I was thinking about teaching, teachers, and what kind of teacher i want to be. There are teacher's who are nice, mean, you love, you hate, you like, but dont learn from, you hate, but teach you everything. I've had a wide range of teachers. Some you can tell all your problems to, and they'll listen, some you just want to rush outta their class, some who would never remember having you, some who will never forget you. I want to be one of those memorable teachers. The type of teacher who taught you something valuable, but who also showed you a good time. The teacher i think who really cares about his students, and makes an effort to keep in touch with them, would have to be Herr Taylor. This is my fourth year having him, and i can tell him anything. I emailed him the clip of me on the news and he thanked me for showing him, and wished me the best of luck. He is a hard teacher, can be boring, but he honestly wants the best for his students, and that is a very admirable trait. You just can't not like him, even if you tried.
I'm beginning to get older, and i guess i'm beginning to learn a lot more. Life is honestly so short, and precious, that you shouldn't waste a minute. And it's really hard not to waste it, because there isn't always much to do. I'm really grateful for what i have, and who has been put in my life. I look at other people, and their situations, and i just feel extremely blessed.
I don't understand certain people, and i probably never will, but i'm sure plenty of people don't under me either.
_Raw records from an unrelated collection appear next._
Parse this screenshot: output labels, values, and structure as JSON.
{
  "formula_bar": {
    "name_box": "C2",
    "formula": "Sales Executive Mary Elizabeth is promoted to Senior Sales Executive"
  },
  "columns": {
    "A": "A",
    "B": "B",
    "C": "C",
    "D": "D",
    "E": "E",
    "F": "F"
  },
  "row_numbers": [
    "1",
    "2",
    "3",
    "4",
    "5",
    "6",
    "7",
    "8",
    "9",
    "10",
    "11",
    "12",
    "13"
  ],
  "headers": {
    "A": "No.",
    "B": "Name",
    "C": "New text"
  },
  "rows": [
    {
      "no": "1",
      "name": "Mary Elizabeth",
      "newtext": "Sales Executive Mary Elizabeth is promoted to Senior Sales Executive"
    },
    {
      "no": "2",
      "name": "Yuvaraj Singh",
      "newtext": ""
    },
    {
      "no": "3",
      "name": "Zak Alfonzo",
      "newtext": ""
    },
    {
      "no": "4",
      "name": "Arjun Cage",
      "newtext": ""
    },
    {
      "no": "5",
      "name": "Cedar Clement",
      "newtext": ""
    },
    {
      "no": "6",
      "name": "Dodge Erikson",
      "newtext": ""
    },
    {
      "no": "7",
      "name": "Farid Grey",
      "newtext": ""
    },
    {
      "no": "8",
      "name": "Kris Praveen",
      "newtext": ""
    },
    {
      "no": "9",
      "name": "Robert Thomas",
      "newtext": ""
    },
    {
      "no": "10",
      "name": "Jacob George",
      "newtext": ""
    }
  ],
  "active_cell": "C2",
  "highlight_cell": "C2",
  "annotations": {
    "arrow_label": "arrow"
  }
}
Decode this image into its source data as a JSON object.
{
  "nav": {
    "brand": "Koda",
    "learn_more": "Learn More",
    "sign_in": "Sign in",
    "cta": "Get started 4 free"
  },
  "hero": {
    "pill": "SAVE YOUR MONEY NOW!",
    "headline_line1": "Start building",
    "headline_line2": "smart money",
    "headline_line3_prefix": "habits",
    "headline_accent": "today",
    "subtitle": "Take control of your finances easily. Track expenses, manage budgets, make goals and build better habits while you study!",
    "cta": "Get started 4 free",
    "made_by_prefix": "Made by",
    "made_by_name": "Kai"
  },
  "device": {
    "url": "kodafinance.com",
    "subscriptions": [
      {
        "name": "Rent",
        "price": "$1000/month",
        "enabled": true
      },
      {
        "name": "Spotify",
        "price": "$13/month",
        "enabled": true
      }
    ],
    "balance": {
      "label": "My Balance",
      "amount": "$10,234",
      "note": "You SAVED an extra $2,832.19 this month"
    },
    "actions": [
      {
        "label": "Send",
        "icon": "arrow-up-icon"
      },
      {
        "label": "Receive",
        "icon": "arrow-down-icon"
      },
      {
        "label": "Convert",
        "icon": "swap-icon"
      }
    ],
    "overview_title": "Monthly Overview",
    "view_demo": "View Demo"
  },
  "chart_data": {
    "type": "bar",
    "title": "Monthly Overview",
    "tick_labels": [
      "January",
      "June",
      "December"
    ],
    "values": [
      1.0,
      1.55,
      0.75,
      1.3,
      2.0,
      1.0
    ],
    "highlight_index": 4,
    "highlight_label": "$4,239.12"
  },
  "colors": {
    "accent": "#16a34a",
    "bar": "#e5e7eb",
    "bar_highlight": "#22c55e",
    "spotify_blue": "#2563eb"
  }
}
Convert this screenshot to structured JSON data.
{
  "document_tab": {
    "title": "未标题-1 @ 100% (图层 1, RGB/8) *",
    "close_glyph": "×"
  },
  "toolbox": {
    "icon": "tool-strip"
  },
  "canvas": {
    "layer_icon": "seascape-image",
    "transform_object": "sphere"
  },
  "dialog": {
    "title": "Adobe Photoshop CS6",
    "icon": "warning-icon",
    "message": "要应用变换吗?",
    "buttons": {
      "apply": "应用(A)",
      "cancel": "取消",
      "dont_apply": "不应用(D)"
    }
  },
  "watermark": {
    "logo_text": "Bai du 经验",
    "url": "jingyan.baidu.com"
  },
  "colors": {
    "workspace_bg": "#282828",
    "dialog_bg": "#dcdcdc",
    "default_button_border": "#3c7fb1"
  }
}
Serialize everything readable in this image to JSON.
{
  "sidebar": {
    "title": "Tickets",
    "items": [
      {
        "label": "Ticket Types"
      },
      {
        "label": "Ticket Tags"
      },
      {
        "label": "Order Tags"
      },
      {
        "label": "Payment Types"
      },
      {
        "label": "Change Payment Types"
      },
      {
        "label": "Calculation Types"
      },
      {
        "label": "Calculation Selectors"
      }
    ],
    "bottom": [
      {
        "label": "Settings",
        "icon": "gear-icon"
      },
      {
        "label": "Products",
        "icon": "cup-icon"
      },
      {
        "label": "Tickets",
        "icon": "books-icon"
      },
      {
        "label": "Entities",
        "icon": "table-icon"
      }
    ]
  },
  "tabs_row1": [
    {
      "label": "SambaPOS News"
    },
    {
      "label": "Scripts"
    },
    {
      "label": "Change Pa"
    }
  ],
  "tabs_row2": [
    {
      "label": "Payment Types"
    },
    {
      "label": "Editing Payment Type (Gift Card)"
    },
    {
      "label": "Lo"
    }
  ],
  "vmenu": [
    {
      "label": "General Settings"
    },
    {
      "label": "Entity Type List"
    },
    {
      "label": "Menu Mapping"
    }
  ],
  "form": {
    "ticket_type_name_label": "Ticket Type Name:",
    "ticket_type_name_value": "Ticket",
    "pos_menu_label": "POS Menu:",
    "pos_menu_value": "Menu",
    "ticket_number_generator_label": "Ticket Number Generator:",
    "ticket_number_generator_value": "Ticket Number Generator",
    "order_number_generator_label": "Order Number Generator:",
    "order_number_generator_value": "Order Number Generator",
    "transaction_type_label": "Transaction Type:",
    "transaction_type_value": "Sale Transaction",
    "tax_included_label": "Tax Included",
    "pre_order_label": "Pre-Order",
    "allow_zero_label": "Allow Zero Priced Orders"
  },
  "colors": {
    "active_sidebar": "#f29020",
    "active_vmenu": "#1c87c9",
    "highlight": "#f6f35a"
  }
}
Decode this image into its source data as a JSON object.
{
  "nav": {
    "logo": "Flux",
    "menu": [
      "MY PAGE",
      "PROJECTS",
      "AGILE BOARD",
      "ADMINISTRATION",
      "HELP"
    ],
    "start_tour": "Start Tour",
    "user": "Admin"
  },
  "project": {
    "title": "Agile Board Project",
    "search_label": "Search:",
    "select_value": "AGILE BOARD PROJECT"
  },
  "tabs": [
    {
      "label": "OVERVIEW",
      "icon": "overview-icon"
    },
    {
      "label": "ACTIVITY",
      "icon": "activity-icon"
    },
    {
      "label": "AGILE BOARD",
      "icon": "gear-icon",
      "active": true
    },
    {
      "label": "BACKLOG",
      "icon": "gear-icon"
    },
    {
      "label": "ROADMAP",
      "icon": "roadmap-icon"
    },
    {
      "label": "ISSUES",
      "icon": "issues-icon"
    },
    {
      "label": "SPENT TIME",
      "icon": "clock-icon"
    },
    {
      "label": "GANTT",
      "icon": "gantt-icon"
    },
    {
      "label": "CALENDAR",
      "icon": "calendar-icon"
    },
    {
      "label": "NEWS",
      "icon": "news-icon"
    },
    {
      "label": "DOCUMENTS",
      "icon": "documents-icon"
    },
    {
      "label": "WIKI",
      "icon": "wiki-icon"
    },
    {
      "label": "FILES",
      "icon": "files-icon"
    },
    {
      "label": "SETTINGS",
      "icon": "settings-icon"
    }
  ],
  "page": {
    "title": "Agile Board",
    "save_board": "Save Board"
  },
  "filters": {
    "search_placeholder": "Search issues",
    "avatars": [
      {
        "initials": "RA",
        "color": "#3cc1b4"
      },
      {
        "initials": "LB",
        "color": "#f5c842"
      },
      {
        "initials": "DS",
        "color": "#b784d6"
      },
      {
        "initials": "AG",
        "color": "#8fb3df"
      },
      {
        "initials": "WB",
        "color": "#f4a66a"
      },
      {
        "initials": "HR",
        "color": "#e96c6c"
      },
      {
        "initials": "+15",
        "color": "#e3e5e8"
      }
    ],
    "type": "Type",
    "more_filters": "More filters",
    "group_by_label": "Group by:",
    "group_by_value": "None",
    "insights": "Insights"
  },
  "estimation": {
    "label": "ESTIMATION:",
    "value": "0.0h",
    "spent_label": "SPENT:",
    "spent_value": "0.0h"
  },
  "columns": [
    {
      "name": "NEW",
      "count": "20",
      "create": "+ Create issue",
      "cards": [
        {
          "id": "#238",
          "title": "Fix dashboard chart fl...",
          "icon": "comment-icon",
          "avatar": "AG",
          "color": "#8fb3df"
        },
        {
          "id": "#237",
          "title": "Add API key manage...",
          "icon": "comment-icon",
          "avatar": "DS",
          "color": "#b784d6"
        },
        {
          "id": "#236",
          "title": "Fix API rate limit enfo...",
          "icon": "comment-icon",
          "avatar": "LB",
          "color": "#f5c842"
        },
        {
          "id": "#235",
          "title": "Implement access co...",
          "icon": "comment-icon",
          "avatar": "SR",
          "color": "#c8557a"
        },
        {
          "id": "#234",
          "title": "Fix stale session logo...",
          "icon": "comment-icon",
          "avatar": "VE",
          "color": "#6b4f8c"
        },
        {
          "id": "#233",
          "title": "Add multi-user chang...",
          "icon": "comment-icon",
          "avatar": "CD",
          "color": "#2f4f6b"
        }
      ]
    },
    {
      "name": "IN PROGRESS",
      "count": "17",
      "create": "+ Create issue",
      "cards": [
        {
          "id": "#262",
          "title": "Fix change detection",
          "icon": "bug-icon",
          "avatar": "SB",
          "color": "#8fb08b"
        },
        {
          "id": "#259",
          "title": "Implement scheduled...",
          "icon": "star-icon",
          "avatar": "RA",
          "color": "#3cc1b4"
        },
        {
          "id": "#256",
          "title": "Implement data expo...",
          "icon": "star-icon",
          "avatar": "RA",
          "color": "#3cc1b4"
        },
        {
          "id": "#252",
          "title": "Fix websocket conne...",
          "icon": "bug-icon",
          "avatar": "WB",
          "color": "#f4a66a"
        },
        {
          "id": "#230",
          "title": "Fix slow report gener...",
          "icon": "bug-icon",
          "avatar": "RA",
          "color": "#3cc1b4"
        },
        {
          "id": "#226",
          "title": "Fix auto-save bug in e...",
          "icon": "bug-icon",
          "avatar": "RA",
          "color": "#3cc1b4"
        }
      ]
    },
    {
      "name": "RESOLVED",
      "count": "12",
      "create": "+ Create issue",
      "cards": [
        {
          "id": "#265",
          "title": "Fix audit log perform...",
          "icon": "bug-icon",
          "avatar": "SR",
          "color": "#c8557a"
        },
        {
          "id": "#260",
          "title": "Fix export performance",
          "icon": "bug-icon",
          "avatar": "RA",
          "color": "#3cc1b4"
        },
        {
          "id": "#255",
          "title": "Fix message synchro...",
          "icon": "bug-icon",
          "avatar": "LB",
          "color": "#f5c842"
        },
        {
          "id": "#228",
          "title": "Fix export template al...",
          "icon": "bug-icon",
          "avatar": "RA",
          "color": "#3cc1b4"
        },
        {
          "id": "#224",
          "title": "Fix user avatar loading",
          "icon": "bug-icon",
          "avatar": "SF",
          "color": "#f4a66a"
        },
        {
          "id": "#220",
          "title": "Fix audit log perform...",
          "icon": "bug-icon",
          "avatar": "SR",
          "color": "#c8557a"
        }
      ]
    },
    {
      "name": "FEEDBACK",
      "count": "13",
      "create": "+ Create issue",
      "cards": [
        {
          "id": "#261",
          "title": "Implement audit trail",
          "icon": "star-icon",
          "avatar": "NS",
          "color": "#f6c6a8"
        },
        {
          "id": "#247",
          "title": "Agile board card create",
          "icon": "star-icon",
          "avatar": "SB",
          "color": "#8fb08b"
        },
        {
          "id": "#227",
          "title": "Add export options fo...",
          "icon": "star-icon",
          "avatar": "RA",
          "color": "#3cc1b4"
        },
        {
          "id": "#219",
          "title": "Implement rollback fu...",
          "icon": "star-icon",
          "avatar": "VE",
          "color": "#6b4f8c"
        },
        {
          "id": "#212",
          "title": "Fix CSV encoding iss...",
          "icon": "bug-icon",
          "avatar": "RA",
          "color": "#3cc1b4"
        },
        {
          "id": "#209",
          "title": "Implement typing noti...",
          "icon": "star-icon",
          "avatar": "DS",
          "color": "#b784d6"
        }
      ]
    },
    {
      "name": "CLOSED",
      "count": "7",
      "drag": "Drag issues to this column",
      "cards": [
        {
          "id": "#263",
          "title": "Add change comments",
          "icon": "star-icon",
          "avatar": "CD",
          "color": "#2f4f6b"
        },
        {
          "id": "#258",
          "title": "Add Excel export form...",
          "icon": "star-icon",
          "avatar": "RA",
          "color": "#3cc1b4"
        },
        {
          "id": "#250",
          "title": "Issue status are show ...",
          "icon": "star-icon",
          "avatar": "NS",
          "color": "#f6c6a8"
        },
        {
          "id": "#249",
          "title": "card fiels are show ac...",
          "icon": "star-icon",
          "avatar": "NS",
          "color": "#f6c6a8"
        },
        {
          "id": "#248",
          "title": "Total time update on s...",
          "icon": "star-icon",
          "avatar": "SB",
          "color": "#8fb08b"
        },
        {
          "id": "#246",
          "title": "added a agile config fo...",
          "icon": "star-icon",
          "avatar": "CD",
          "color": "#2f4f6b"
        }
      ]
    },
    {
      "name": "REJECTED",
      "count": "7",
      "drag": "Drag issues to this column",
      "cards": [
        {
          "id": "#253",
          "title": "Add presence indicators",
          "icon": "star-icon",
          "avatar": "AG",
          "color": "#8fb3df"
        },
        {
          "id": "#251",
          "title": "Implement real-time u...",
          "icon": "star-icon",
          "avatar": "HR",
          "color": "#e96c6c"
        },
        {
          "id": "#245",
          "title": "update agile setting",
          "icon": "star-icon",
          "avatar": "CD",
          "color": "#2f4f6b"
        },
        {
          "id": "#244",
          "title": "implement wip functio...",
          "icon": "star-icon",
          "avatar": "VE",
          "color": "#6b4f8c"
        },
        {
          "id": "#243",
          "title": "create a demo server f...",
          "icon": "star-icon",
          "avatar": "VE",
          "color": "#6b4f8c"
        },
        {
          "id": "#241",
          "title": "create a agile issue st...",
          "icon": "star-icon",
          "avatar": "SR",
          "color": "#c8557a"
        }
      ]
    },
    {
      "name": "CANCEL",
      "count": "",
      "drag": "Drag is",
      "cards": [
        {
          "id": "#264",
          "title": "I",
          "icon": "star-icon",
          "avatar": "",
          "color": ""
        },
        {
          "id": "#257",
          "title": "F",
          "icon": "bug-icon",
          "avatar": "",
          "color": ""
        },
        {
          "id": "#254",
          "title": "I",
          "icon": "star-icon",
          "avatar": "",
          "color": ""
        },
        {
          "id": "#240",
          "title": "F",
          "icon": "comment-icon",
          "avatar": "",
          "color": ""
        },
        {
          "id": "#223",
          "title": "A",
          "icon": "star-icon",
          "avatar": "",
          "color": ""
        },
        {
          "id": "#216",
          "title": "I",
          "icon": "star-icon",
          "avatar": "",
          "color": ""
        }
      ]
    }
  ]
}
I've never been disliked for no particular reason. Usually when people meet me, they love me. I'm a very nice person, i'm really easy to get along with, and i'll help anybody. If i see someone is sad, i'll go and ask them what's wrong, but without actually pitying them, but with just wanting to help. I know what it's like to be in almost every situation. I've experienced losing people, welcoming new people, i know what it's like to not want to live, and i know what it's like to never want to die. I know it's hard to survive, to get good grades, to get along with certain people. I'm not that old, but i'm not 5 years old anymore. I'm lucky enough to know what it's like to be in love, and i know i'm gonna marry the guy i'm with right now. I have such strong emotions, and sometimes i feel i've matured too quickly. By the time i was 5 i was like i'm going to be a teacher, and i never let that outta my head. By the time i was 8, i was watching Party of Five. I'm not perfect, and i never will be, but i guess you guys just have to accept that. I don't go out of my way to impress anybody. i have a good heart, and know what i want out of my life. I'm sorry if people like you can't approve of me, but people like me can't approve of you either.